Ever since discovering Gemini Rue four years ago on the App Store, Wadjet Eye Games has continued to impress me with release after release of their iOS-ported PC adventure games. Every title in their growing catalog has the look, feel and hand-crafted quality of the Sierra Online and Lucas Arts titles that occupied so much of my youth. Whenever I hear that Wadjet Eye is releasing a new game I get just as excited as I did as a kid, walking into Electronics Boutique and seeing a new adventure game on the shelf. Last year they entertained us with Primordia and now Dave Gilbert and his wife are back with Shardlight, an adventure set in world ravaged by disease, hunger, death. Only five years old when the bombs fell, now twenty-years later, a young mechanic named Amy has live nearly her whole life in this ruined place. And now she is dying of an ostracizing plague, called Green Lung, which is rapidly wiping out the population. Vaccines are hard to come by and residents are forced to risk their lives taking n dangerous government jobs in exchange for just a mere chance that they’ll win one in a corrupt state lottery. Without the means for a ticket, Amy is determined to save herself and find a cure. Wadjet Eye Games has once again put together a polished and engaging package with some superb voice acting, classic feeling art, and a well-written narrative.

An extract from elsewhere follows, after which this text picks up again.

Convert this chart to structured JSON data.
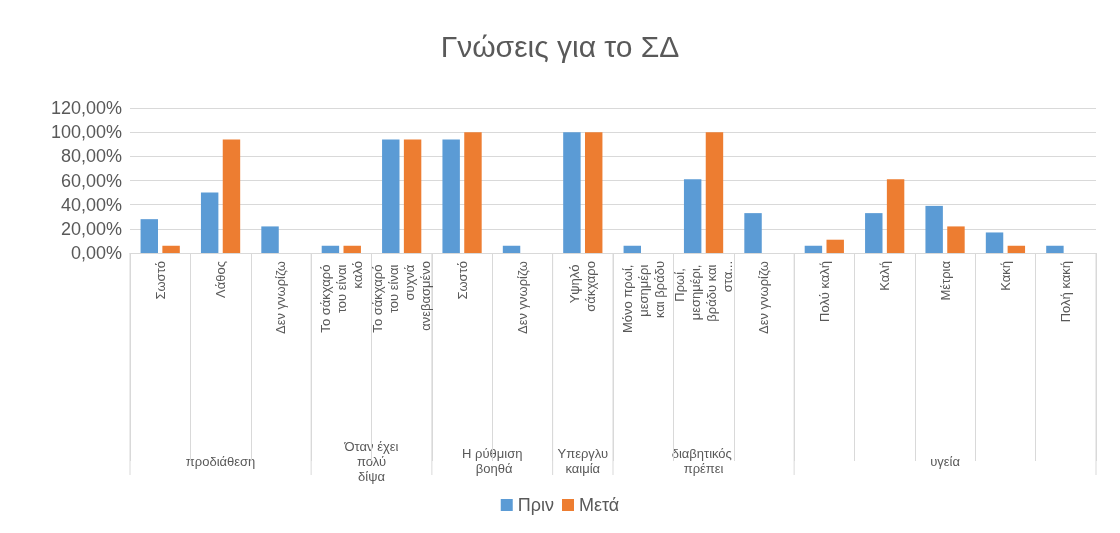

This one is a real treat for fans of classic point and click adventures.
Finally that brings us to the final title, another PC port, in this rather long post…
Another PC/Console port, this time from the team at Raw Fury, is the IGF-nominated, PC/Console pixel -art strategy game, Kingdom: New Lands. A quest of survival and discovery, KNL deftly blends elements of a defense game with an RTS. Players must guide their steed to the left or right, scrolling the content as they survey their lands. During the daytime, the player must rule, gather coins, recruit beggars, construct tools, purchase weapons, build grand ships (which can be used to discover new islands) and more. At night you must try to defend against greedy creatures intent on pilfering your gold. Kingdom: New Lands is an App Store treat; it is easy to lose oneself in the game and your expanding and evolving land.
I hope you found at least a few titles tat interested you on this list.